Regarding the Aug. 1 article “Japan’s smoking rate falls below 20% for first time, manufacturer says“: It’s time to add my two-pence worth. I’m taking this headline statement with a rather large pinch of salt, for the following reasons:
First, Japan is a smoker’s paradise. Cigarettes are available at vending machines and are openly displayed in supermarkets. At roughly ¥440 a pack, the price is about one-quarter that in Australia. And there are no graphic health warnings — such as on cigarette packs — either. One can also occasionally see posters advertising cigarettes on the streets.
Second, there is no anti-smoking advertising on TV. Cigarette packs are branded in attractive or slim designs with the specific intent of snaring young people. Any health warnings are in very small print on the packs. One would think if the smoking rate had truly fallen as low as is claimed, there would be some sort of awareness campaign about the well-known — but in Japan’s case, ignored — dangers of smoking.
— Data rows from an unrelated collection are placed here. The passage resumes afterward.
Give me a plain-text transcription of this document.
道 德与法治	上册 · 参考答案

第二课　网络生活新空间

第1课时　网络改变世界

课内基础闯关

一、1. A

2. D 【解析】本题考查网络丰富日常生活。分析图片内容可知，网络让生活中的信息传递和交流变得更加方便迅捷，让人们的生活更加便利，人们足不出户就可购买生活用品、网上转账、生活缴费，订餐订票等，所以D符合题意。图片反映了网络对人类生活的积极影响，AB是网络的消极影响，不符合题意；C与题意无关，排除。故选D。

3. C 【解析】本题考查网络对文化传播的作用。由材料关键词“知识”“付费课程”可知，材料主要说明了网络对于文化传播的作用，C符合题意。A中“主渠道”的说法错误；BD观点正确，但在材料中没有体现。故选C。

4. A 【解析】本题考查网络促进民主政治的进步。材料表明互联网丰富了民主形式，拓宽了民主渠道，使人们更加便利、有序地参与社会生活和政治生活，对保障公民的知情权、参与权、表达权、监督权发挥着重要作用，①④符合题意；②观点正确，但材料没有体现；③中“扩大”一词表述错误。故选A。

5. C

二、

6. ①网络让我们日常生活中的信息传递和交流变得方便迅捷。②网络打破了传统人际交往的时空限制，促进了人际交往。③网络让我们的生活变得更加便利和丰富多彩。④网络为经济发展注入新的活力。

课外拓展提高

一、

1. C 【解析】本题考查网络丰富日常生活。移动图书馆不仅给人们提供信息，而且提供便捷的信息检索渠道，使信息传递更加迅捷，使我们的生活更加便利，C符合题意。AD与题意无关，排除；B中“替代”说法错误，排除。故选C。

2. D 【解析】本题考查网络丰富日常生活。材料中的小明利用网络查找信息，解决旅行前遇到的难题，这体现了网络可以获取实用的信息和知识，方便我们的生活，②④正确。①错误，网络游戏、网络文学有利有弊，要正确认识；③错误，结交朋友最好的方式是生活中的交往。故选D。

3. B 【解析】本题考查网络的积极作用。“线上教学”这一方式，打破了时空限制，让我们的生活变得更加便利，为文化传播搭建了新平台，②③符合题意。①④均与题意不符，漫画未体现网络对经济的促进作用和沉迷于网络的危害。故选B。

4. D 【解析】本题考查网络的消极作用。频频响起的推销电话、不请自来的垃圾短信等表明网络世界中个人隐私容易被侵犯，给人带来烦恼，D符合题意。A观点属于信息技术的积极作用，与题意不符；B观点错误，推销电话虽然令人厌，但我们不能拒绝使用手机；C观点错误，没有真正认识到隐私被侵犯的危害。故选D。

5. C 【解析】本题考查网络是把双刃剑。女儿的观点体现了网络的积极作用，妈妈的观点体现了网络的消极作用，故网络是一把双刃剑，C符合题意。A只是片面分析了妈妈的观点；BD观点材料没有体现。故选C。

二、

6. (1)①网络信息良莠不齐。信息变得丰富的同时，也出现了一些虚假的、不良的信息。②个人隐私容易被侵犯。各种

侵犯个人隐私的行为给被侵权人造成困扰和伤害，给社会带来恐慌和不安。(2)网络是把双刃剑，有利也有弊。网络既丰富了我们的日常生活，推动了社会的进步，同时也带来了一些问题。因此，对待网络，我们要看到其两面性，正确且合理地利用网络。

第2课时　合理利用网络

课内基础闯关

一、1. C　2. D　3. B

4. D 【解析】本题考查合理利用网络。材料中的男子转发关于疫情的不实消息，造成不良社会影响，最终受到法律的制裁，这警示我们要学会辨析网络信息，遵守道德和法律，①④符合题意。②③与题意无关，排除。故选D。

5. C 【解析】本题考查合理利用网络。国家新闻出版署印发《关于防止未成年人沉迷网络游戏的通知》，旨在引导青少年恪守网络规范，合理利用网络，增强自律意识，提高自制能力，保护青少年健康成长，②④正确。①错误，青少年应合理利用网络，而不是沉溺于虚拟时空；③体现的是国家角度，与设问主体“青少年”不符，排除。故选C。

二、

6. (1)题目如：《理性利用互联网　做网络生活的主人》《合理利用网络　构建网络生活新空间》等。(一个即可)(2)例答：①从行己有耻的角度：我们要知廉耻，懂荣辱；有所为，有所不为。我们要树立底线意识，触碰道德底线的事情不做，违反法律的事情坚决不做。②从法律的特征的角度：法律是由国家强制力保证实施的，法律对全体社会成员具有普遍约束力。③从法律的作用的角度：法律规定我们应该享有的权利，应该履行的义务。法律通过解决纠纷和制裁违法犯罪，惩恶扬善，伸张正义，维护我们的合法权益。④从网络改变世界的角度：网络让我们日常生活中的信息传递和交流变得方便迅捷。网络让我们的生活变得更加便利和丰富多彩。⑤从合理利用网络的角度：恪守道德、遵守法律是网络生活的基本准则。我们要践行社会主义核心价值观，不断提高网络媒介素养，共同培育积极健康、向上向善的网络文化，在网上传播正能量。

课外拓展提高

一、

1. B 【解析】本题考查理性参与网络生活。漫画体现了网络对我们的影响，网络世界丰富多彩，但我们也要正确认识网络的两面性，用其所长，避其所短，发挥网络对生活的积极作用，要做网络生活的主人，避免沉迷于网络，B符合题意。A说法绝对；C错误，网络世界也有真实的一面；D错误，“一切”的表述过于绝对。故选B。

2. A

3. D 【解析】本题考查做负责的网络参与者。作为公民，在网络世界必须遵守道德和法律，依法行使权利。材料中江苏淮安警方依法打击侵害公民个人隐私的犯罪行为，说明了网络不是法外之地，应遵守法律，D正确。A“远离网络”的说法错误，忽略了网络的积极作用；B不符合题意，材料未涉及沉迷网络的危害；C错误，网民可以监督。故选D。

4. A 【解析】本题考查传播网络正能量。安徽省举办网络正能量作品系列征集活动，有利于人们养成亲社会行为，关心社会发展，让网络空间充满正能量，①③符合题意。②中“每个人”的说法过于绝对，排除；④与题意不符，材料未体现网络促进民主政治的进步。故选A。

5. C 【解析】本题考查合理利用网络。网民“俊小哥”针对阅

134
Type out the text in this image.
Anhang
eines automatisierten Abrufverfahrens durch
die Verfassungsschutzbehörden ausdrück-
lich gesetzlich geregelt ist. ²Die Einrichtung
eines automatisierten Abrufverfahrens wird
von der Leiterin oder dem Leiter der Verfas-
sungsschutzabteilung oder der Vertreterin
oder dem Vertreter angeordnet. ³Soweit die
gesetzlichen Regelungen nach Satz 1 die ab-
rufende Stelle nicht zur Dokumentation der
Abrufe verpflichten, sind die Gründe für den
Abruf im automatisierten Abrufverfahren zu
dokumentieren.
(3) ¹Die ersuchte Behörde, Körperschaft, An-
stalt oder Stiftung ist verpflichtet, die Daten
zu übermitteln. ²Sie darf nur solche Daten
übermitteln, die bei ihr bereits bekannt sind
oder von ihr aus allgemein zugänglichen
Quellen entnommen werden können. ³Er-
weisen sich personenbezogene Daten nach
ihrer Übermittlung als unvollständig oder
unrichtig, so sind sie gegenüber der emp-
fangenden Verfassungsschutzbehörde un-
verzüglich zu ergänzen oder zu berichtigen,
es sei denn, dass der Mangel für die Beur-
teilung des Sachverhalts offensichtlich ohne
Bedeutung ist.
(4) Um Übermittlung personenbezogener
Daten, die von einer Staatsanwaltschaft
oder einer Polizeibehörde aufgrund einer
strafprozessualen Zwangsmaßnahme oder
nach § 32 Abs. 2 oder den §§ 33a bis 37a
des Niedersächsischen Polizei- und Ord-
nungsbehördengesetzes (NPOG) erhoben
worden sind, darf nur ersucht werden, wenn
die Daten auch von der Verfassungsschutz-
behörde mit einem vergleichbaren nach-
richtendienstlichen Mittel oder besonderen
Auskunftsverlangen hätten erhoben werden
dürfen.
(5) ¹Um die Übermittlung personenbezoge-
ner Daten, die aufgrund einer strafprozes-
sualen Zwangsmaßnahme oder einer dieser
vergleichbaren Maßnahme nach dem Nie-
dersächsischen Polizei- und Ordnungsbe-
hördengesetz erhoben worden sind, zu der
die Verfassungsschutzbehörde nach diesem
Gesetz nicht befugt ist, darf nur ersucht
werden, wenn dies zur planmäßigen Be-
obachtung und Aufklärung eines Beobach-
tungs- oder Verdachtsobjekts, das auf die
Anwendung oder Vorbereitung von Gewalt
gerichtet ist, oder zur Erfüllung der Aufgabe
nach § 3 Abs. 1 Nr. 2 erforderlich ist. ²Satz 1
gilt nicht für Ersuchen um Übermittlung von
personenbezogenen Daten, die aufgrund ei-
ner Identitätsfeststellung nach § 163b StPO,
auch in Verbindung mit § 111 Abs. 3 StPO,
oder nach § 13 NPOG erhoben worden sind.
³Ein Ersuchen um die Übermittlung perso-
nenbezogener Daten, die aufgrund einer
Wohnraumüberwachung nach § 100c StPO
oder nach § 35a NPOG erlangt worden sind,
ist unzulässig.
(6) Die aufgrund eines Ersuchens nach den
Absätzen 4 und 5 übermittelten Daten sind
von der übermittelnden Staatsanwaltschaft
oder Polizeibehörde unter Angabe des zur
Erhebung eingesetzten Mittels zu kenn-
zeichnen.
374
Third, there is no effective legislation to prevent the smoking minority from forcing their habit on the nonsmoking majority. Starbucks is at least one cafe chain in Japan where one may have a coffee without being the recipient of secondary smoke. Burger King has sealed-off rooms.
As for other “family restaurants” like Saizeriya, Gusto, etc. (which encourage families with kids to dine), the only thing that often separates smokers from nonsmokers is a few meters of space and a little glass partition. The drinks dispenser may be next to the smoking area. In most pubs and bars, there are no smoke-free areas. I’ve seen parents bring their kids there and light up in their faces.
Fourth, in supposed no-smoking areas (as in Chiyoda Ward), I’ve seen people light up a few meters away from a police box with impunity, or even while strolling along the streets. Lack of enforcement of existing rules is the problem, because make no mistake, until Japan’s smokers are hit in their pockets with fines, this disregard for rules and the health and comfort of others will continue.
These factors are why I’m taking the headline of the article with a large pinch of salt. Until Japan’s ruling elite surrender their controlling share in Japan Tobacco, and enact enforced legislation to curtail the effects of passive smoking, the health of the majority will continue to pay for the habit of a minority.
The opinions expressed in this letter to the editor are the writer’s own and do not necessarily reflect the policies of The Japan Times.